/CMU-11-761-Language-and-Statistics-Project

Language and Statistics Project - Build a classifier to separate fake and true articles. Fake articles were generated by using a Back-off Trigram Model trained on a large News Corpus.

Primary LanguagePython

README 

In order to run the following code, please follow the following instructions:

1. After extracting the TAR, please make sure that you give the folder executable permissions. There are some executables in the folder which are necessary for us to run.

2. The folder has 2 executable files evallm and evallm_mac. These are the binaries of the CMU Statistical Modelling Toolkit. If you run the code on MAC OSX, then rename evalll_mac to evallm. 
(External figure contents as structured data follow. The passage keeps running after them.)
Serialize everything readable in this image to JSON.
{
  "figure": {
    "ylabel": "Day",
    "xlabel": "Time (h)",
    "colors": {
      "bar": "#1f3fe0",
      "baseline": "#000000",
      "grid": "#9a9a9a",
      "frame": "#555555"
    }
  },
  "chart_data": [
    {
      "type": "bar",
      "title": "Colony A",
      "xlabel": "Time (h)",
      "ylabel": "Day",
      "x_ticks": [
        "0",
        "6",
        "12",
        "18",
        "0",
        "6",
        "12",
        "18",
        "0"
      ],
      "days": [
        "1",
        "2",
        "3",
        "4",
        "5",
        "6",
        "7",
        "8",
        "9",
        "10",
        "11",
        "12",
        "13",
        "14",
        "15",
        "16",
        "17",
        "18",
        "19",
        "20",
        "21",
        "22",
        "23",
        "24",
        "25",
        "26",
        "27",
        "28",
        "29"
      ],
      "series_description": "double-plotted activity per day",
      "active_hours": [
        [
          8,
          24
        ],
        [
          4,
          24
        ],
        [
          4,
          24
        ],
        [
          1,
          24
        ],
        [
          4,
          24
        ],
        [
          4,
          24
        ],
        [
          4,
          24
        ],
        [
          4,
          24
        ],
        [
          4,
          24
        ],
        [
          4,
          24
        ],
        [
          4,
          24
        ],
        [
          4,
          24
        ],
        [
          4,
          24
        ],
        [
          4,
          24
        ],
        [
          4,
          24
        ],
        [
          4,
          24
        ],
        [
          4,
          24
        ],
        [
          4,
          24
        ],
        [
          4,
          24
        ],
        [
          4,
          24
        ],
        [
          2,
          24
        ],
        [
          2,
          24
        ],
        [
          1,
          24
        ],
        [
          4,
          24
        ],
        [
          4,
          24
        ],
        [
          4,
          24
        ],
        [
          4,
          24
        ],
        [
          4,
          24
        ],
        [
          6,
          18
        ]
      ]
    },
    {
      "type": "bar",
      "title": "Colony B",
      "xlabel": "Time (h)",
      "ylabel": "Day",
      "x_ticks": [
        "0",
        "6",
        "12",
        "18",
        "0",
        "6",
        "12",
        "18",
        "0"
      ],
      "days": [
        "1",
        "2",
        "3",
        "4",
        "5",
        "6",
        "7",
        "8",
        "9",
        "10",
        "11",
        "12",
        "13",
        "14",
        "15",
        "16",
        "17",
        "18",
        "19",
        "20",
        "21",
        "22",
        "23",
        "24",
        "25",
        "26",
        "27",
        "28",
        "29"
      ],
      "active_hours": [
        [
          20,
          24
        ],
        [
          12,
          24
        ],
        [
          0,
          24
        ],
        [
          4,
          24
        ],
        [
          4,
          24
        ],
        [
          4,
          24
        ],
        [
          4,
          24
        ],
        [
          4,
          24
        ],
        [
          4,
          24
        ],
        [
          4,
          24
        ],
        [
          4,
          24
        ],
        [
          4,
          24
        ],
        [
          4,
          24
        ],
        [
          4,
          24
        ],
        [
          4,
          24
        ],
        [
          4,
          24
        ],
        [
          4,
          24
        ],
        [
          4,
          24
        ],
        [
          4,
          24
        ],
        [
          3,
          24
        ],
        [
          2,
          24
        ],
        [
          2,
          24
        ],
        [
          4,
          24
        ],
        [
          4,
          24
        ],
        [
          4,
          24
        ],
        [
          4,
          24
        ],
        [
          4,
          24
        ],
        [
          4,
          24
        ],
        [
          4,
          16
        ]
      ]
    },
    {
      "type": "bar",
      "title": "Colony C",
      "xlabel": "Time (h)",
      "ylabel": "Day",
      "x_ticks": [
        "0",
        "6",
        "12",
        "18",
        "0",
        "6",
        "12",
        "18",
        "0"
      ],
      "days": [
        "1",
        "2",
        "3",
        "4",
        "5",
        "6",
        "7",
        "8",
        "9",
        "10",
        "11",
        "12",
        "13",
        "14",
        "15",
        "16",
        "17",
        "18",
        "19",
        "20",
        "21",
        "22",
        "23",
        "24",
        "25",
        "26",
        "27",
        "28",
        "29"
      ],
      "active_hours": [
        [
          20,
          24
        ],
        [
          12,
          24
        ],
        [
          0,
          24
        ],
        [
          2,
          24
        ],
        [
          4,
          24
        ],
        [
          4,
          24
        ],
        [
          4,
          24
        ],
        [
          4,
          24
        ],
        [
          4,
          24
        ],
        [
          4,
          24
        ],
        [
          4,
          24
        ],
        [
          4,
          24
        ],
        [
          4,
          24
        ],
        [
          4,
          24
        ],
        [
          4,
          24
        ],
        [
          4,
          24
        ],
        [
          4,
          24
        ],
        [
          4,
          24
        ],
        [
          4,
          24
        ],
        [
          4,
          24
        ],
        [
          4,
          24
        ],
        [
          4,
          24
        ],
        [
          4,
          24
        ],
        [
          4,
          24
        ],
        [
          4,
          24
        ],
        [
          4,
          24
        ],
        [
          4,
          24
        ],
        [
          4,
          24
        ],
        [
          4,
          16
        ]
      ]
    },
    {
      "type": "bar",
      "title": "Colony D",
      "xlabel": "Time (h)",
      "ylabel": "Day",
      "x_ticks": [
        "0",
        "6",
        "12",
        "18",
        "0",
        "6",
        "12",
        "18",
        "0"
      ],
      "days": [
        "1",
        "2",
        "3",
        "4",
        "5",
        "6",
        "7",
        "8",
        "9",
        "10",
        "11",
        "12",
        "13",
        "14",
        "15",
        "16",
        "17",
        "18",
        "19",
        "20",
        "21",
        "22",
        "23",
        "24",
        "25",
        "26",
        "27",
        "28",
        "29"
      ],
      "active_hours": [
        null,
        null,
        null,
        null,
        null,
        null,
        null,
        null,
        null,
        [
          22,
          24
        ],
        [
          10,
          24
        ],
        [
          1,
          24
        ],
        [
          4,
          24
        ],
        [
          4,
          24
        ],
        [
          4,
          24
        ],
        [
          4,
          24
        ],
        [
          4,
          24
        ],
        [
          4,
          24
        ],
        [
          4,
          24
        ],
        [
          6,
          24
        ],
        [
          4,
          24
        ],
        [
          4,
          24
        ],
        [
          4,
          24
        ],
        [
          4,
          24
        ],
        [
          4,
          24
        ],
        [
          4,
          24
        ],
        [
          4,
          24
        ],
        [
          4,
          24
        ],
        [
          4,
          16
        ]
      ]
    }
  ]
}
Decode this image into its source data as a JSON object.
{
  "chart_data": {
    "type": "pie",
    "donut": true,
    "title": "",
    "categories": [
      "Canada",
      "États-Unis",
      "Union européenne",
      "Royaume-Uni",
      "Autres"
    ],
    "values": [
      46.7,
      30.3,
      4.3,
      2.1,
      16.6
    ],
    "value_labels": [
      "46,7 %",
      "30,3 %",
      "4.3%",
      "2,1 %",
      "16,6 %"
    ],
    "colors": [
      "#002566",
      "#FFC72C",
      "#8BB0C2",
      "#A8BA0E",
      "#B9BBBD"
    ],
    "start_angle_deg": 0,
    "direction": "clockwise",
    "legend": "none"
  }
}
3. The model also relies on some higher order n-gram language models that were trained on the provided 100MW corpus, These are huge files and as per the discussion with the TA on Piazza, they have been posted on BOX server. You can download them by using the script ./download_data.sh 
If this does not work due to some reason, you can also manually download the tar from the following link : https://cmu.box.com/shared/static/3duna55uo9v1bwopn8ityvnphuoldpzn.gz 
Once downloaded, please extract the tar file and place all models in the current directory of the project. 

4. Once the data is downloaded, please copy your test file to current working directory and run the command ./RunMe.sh <  <filename>